I didn’t need to remind anyone at Edward Jones of the importance of numbers, their entire business relies on careful analysis, tracking, and management of accounts and portfolios for their customers. They are literally paid to do the measuring, that is, keep track of the numbers.
In your own business, the numbers can be intimidating, especially as you grow. It will be easy to forget things, get behind, and lose track of where you sit financially. While you may not have the luxury of hiring one of the financial advisors at Edward Jones in your personal life or for your business, you can learn a lesson from them.
In talking, I learned that the majority of what they do is kind of a form of counseling. However, they don’t talk at all in abstracts; they get down and dirty with your finances. The process starts with working out an accurate picture of your entire situation that may include investments, income, debt, savings, retirement plans, etc. Once that is established, they work to create a tailored personal portfolio with you. Depending on each case, they make recommendations, update you, and otherwise package and manage your financials in a way that is helpful for making decisions and getting your money somewhere it can grow. You cannot make the best decision without knowing the information. That seems obvious but, for far too many small companies not knowing the financials leads to their downfall.

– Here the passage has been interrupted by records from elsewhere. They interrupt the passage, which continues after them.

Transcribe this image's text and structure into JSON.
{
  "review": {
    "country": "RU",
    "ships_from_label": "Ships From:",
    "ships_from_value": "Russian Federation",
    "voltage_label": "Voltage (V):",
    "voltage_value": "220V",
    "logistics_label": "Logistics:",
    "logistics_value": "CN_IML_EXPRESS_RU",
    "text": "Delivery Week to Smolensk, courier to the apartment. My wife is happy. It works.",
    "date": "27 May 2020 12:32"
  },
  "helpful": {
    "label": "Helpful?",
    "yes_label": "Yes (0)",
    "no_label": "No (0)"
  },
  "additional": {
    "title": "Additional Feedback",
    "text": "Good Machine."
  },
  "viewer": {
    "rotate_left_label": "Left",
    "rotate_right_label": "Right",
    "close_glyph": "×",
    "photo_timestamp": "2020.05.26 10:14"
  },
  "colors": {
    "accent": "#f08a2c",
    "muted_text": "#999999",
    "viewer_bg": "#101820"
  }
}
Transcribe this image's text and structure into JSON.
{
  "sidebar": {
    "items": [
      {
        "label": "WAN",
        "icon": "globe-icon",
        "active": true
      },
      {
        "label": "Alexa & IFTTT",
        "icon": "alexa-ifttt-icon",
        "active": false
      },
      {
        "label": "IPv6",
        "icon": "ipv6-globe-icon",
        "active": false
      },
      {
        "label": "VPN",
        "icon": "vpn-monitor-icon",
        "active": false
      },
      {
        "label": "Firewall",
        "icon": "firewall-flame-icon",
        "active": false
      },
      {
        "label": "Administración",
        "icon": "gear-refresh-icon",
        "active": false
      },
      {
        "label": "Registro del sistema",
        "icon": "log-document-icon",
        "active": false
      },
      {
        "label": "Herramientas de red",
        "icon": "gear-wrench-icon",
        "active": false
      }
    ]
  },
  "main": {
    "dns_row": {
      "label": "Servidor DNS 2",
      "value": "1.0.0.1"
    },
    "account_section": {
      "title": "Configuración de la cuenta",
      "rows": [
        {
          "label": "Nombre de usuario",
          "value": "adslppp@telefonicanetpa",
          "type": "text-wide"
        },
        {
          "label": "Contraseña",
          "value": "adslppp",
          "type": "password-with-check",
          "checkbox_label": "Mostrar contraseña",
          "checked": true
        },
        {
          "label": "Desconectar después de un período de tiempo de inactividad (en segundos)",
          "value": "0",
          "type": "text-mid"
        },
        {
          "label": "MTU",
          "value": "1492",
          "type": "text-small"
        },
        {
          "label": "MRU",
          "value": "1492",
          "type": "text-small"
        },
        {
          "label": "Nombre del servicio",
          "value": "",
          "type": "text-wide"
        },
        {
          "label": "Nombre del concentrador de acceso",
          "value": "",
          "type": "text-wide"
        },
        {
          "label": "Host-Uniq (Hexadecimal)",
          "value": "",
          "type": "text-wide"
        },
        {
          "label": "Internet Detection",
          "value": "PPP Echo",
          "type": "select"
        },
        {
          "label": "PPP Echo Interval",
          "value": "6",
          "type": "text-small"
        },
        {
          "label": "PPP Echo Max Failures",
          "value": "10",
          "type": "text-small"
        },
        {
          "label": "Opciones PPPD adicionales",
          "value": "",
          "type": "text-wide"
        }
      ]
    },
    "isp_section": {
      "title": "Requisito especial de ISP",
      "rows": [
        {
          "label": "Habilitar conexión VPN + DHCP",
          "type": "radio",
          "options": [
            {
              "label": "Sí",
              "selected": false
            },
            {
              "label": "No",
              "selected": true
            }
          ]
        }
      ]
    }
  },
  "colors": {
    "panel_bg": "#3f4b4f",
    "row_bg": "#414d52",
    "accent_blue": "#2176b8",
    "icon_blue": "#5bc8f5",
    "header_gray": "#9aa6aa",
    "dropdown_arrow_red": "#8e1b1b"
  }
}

The takeaway from looking at Edward Jones is that you need to start by getting a clear picture of where you stand before you make decisions. Equally important is staying up on that information as it changes over time. Everything they do is contingent on careful, constant analysis of the market and they wouldn’t be successful in their industry if they didn’t live by the numbers.
You need to live by the numbers as well, especially in this world. You may not be able to do it was elegantly as Edward Jones, but you will have to find a way to track and maintain a numerical snapshot of your company so that you can make the best decisions and continue to thrive. What is measured matters.